Accord: état qui résulte d'une communauté ou d'une conformité de pensées, de sentiments; c'est une entente.
Être d'accord, c'est
être du même avis, partager la même idée.
Descartes, dans le Discours de la méthode, 2e partie, montre que de même que les villes construites dans la durée, de bric et de
broc, sans plan initial, sont beaucoup moins belles que les villes conçues tout d'une pièce par un seul architecte selon un seul plan, les
thèses les plus vraies ne sont pas celles auxquelles chacun apporte un élément mais celles qui sont nées dans l'esprit d'un seul.
La
vérité et la beauté sont selon lui du côté de l'unité, et non de la diversité, fut-elle régulée par l'accord.
Un autre exemple peut se
trouver par l'art, et plus exactement dans le problème kantien de l'accord esthétique ("Analytique du beau", dans La faculté de juger,
Kant).
Le jugement de goût est un jugement qui, comme un jugement de connaissance, prétend à l'universalité ("ceci est beau" ne
signifie pas "ceci me plaît, et ne plaît éventuellement qu'à moi", mais "ceci est beau universellement, et tout le monde devrait juger
ceci beau").
Mais à la différence du jugement de connaissance, il ne peut apporter aucun concept, aucune raison à son affirmation
("ceci est beau, je le sais, mais je ne peux dire pourquoi").

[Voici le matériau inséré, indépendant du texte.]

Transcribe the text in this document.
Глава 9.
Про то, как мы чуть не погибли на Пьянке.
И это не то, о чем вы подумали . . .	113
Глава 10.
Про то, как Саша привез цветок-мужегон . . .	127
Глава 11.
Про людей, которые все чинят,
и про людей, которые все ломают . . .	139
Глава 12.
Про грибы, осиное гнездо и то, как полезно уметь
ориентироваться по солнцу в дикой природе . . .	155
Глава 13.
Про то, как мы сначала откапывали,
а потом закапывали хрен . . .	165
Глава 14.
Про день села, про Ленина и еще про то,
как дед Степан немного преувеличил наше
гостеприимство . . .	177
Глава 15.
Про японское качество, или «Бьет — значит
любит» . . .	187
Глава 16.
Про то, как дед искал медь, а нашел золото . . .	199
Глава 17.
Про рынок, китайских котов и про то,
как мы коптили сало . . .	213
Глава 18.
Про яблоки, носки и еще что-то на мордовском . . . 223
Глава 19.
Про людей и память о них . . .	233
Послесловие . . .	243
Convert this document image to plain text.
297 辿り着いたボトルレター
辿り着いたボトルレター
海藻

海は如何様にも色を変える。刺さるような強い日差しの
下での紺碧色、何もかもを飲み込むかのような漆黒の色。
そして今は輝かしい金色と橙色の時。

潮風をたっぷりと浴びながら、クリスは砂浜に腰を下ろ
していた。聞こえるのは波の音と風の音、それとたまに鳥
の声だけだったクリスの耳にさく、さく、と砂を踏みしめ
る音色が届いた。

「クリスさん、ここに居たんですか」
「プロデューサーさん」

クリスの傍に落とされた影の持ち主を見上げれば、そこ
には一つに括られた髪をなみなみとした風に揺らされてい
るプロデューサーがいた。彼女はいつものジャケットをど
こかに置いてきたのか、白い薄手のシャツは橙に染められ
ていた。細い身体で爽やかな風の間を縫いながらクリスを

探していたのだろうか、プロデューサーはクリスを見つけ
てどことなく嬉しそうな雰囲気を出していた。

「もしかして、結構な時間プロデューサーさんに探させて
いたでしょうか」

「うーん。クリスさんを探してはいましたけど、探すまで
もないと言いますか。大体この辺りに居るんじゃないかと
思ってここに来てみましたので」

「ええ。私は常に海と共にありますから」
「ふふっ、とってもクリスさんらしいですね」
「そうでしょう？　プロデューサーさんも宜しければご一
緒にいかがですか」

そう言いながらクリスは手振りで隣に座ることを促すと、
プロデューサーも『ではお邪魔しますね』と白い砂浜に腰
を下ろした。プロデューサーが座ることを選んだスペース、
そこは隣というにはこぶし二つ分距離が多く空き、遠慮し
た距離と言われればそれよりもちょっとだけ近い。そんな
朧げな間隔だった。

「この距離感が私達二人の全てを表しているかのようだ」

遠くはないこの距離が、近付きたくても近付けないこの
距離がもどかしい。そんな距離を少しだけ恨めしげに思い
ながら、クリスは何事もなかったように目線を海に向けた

Alors on peut se demander sur quoi repose la prétention du jugement de
goût à l'universalité ? Est-ce sur l'accord des esprits et des goûts lié à la mode d'une époque ou bien est-ce parce que le jugement
suppose qu'il existe une structure de jugement commune à tous les hommes ? L'accord esthétique est-il un effet de mode ou bien la
trace d'une identité des faculté humaines ? C'est dans le cadre du jugement de connaissance et du jugement de goût que se pose la
question de cet accord et de l'universalité.
L'accord est-il "en fait" (les gens se mettent d'accord après discussions et à la suite de
compromis) ou "en droit" (l'accord résulte d'une universalité des structures humaines) ?
INTRODUCTION
Le désaccord entre interlocuteurs est une situation fréquente, mais toute discussion vise peut-être à trouver un terrain d'entente.
Si
l'accord se fait entre des esprits, sur quoi peut-il porter? Est-ce seulement sur des principes généraux, indépendamment des moyens —
ou l'accord doit-il être plus complet, et concerner aussi bien les contenus de pensée que les fins et les moyens?
I.
Conditions d'un accord
— Rappel historique: le modèle socratique souligne qu'il n'y a d'accord possible qu'à deux conditions:
• définir un protocole du dialogue,
• s'entendre sur le sens des mots qu'on utilise.
— En effet, le vocabulaire ordinaire est généralement ambigu: il véhicule des présupposés implicites, des sens sous-entendus et
confus.
— Par ailleurs, l'accord ne peut survenir qu'au terme d'une argumentation: une position intellectuelle, un contenu de pensée peut se
substituer à une opinion s'il est démontré rationnellement que cette substitution est nécessaire, mais encore faut-il que l'interlocuteur
reconnaisse la valeur de la démonstration: l'accord est, par exemple, impossible, entre un passionné et un raisonneur.
II.
L'accord sur les vérités
— Les conditions d'un accord sont réalisées le plus rigoureusement dans les démarches scientifiques :
• tout particulièrement dans le domaine mathématique, puisque l'esprit y définit ses objets en même temps que les règles de leur
emploi,
• de façon plus générale par la rationalité scientifique, qui suppose la définition d'un vocabulaire débarrassé de toute ambiguïté, et des
règles de
formation des énoncés qui sont pratiquées par tous les membres de la communauté scientifique.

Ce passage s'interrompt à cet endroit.